I. La reconnaissance du lien entre l’expertise et le litige

Le tribunal a constaté que la mesure d’instruction en cours était directement utile à la résolution du différend. Il a estimé que cette expertise était indispensable pour éclairer le montant exact du complément de prix litigieux.

A. L’existence d’une connexité procédurale justifiant le sursis

Les juges ont relevé que « la mesure d’instruction en cours est étroitement liée avec les faits de la présente cause ». Cette connexité établit un rapport de dépendance entre l’expertise et la solution du litige principal.

La valeur de cette décision est de rappeler que le sursis à statuer peut être ordonné pour une bonne administration de la justice. Sa portée est d’éviter une contradiction de décisions et de préserver la cohérence des solutions juridictionnelles.

B. L’attente d’un résultat susceptible d’influer sur le jugement

Le tribunal a précisé que « le résultat de celle-ci pourra influer sur la décision à rendre dans le présent litige ». L’expertise conditionne donc directement la détermination des droits des parties.

La portée de cette motivation est d’ancrer le sursis dans une logique d’efficacité processuelle. Le sens de cette solution est d’éviter un jugement prématuré sur une question dont les éléments factuels ne sont pas encore fixés.

II. Les conséquences procédurales de la suspension de l’instance

Le tribunal a prononcé un sursis à statuer pur et simple, renvoyant les parties à la communication future du rapport d’expertise. Il a réservé l’ensemble des droits, moyens et dépens.

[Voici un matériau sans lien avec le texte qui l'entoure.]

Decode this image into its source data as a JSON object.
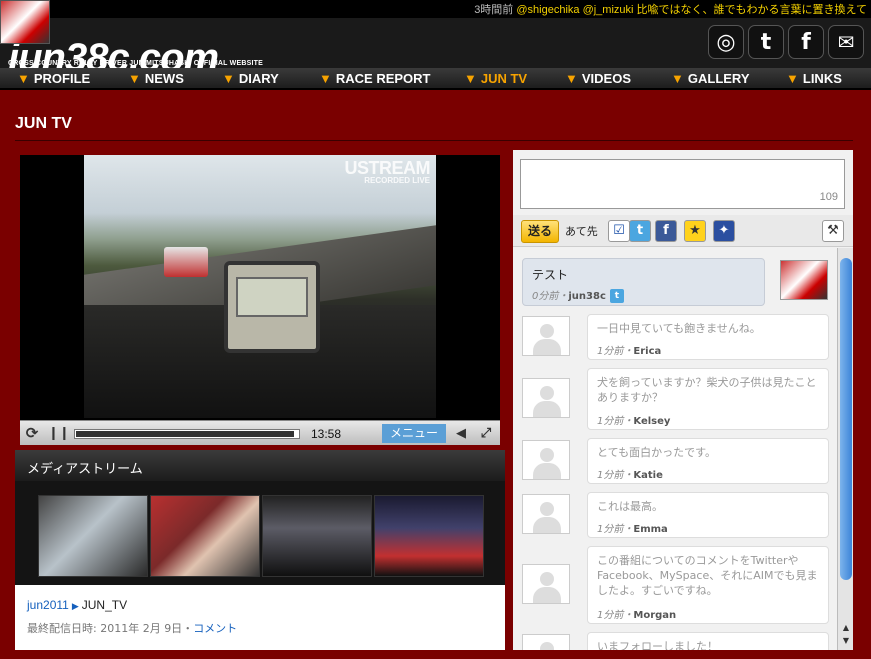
{
  "ticker": {
    "time": "3時間前",
    "users": "@shigechika @j_mizuki",
    "message": "比喩ではなく、誰でもわかる言葉に置き換えて"
  },
  "site": {
    "logo": "jun38c.com",
    "tagline": "CROSS COUNTRY RALLY DRIVER JUN MITSUHASHI OFFICIAL WEBSITE"
  },
  "social_icons": [
    "rss-icon",
    "twitter-icon",
    "facebook-icon",
    "mail-icon"
  ],
  "nav": {
    "items": [
      {
        "label": "PROFILE"
      },
      {
        "label": "NEWS"
      },
      {
        "label": "DIARY"
      },
      {
        "label": "RACE REPORT"
      },
      {
        "label": "JUN TV",
        "active": true
      },
      {
        "label": "VIDEOS"
      },
      {
        "label": "GALLERY"
      },
      {
        "label": "LINKS"
      }
    ],
    "active_color": "#f7a300"
  },
  "page": {
    "title": "JUN TV"
  },
  "player": {
    "watermark": "USTREAM",
    "watermark_sub": "RECORDED LIVE",
    "progress": 0.98,
    "time": "13:58",
    "menu_label": "メニュー"
  },
  "media": {
    "title": "メディアストリーム",
    "user": "jun2011",
    "show": "JUN_TV",
    "last_label": "最終配信日時: 2011年 2月 9日",
    "separator": "・",
    "comment_link": "コメント"
  },
  "social_panel": {
    "char_count": "109",
    "send_label": "送る",
    "dest_label": "あて先",
    "own_message": {
      "text": "テスト",
      "time": "0分前",
      "separator": "・",
      "user": "jun38c"
    },
    "comments": [
      {
        "text": "一日中見ていても飽きませんね。",
        "time": "1分前",
        "user": "Erica"
      },
      {
        "text": "犬を飼っていますか？柴犬の子供は見たことありますか？",
        "time": "1分前",
        "user": "Kelsey"
      },
      {
        "text": "とても面白かったです。",
        "time": "1分前",
        "user": "Katie"
      },
      {
        "text": "これは最高。",
        "time": "1分前",
        "user": "Emma"
      },
      {
        "text": "この番組についてのコメントをTwitterやFacebook、MySpace、それにAIMでも見ましたよ。すごいですね。",
        "time": "1分前",
        "user": "Morgan"
      },
      {
        "text": "いまフォローしました！",
        "time": "",
        "user": ""
      }
    ]
  },
  "colors": {
    "background": "#7a0000",
    "accent": "#f7a300",
    "link": "#1560bd",
    "twitter": "#4ba6e0"
  }
}
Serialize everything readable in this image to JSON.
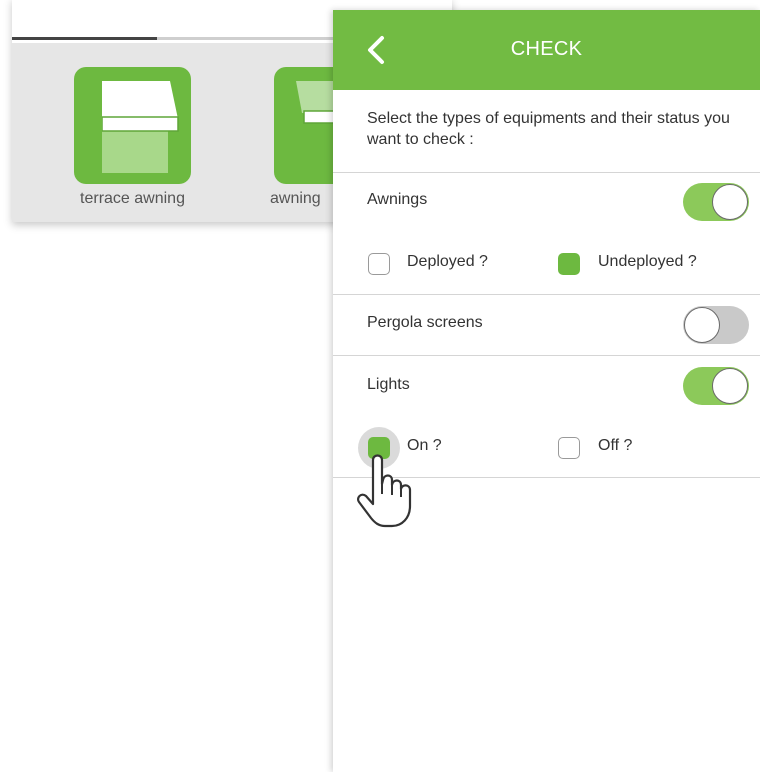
{
  "background": {
    "slider_progress": 0.33,
    "tiles": [
      {
        "label": "terrace awning",
        "icon": "terrace-awning-icon"
      },
      {
        "label": "awning",
        "icon": "awning-icon"
      }
    ]
  },
  "panel": {
    "title": "CHECK",
    "back_icon": "chevron-left-icon",
    "intro": "Select the types of equipments and their status you want to check :",
    "sections": [
      {
        "label": "Awnings",
        "enabled": true,
        "options": [
          {
            "label": "Deployed ?",
            "checked": false
          },
          {
            "label": "Undeployed ?",
            "checked": true
          }
        ]
      },
      {
        "label": "Pergola screens",
        "enabled": false,
        "options": []
      },
      {
        "label": "Lights",
        "enabled": true,
        "options": [
          {
            "label": "On ?",
            "checked": true
          },
          {
            "label": "Off ?",
            "checked": false
          }
        ]
      }
    ]
  },
  "colors": {
    "accent": "#72bb43",
    "toggle_on": "#8cc95a",
    "toggle_off": "#c9c9c9",
    "tile_bg": "#6db940"
  }
}
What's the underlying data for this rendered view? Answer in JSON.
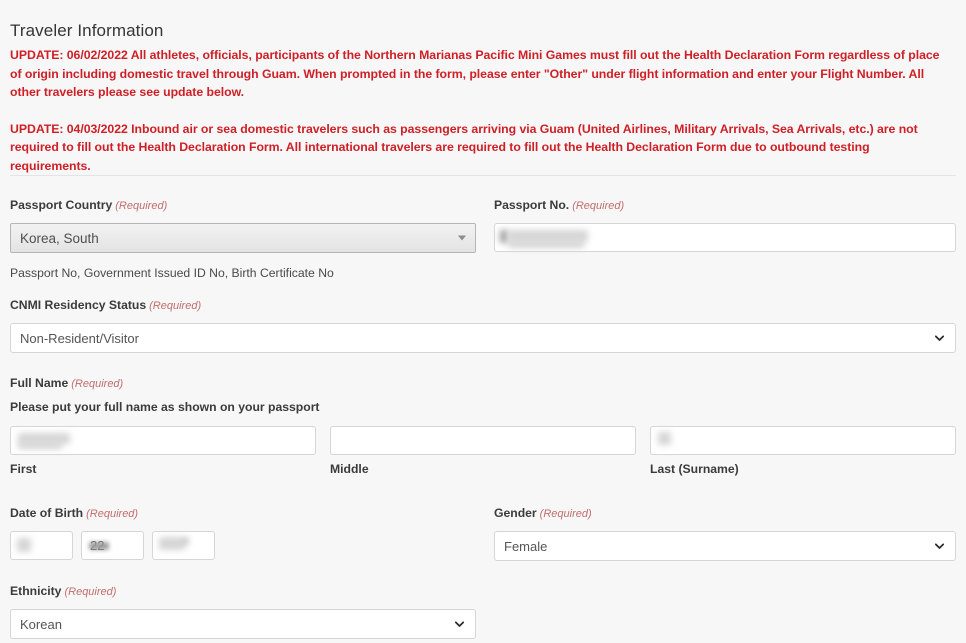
{
  "page": {
    "title": "Traveler Information"
  },
  "alerts": [
    "UPDATE: 06/02/2022 All athletes, officials, participants of the Northern Marianas Pacific Mini Games must fill out the Health Declaration Form regardless of place of origin including domestic travel through Guam. When prompted in the form, please enter \"Other\" under flight information and enter your Flight Number. All other travelers please see update below.",
    "UPDATE: 04/03/2022 Inbound air or sea domestic travelers such as passengers arriving via Guam (United Airlines, Military Arrivals, Sea Arrivals, etc.) are not required to fill out the Health Declaration Form. All international travelers are required to fill out the Health Declaration Form due to outbound testing requirements."
  ],
  "required_marker": "(Required)",
  "form": {
    "passport_country": {
      "label": "Passport Country",
      "value": "Korea, South",
      "icon": "caret-down-icon"
    },
    "passport_no": {
      "label": "Passport No.",
      "value": "",
      "redacted": true,
      "helper": "Passport No, Government Issued ID No, Birth Certificate No"
    },
    "cnmi_residency": {
      "label": "CNMI Residency Status",
      "value": "Non-Resident/Visitor",
      "icon": "chevron-down-icon"
    },
    "full_name": {
      "label": "Full Name",
      "instruction": "Please put your full name as shown on your passport",
      "parts": [
        {
          "sub_label": "First",
          "value": "",
          "redacted": true
        },
        {
          "sub_label": "Middle",
          "value": "",
          "redacted": false
        },
        {
          "sub_label": "Last (Surname)",
          "value": "",
          "redacted": true
        }
      ]
    },
    "date_of_birth": {
      "label": "Date of Birth",
      "parts": [
        {
          "name": "month",
          "value": "",
          "redacted": true
        },
        {
          "name": "day",
          "value": "22",
          "redacted": true
        },
        {
          "name": "year",
          "value": "",
          "redacted": true
        }
      ]
    },
    "gender": {
      "label": "Gender",
      "value": "Female",
      "icon": "chevron-down-icon"
    },
    "ethnicity": {
      "label": "Ethnicity",
      "value": "Korean",
      "icon": "chevron-down-icon"
    }
  },
  "colors": {
    "background": "#f7f7f7",
    "alert_red": "#cf2027",
    "required_red": "#c26e6e",
    "text": "#3b3b3b",
    "border": "#d6d6d6"
  }
}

A. L’absence de condamnation immédiate au fond

Le jugement écarte toute demande en paiement à ce stade, sans examiner le bien-fondé des prétentions. Il ne se prononce ni sur l’exigibilité de la créance ni sur la bonne foi contractuelle.

La valeur de cette abstention est de respecter le principe de l’effet suspensif de l’expertise. Sa portée est de préserver l’office du juge, qui ne peut se substituer aux parties dans la fixation du prix.

B. La réservation des droits des parties pour l’avenir

Le tribunal a expressément « réservé » les droits, moyens et dépens, permettant leur réexamen après la communication du rapport. Cette technique garantit la réouverture ultérieure de l’instance.

Le sens de cette disposition est d’assurer la continuité procédurale sans préjuger de l’issue finale. Sa portée est d’offrir aux parties une solution souple, adaptée à un litige technique nécessitant un éclairage comptable préalable.

Source : Cour de cassation – Base Open Data « Judilibre » & « Légifrance ».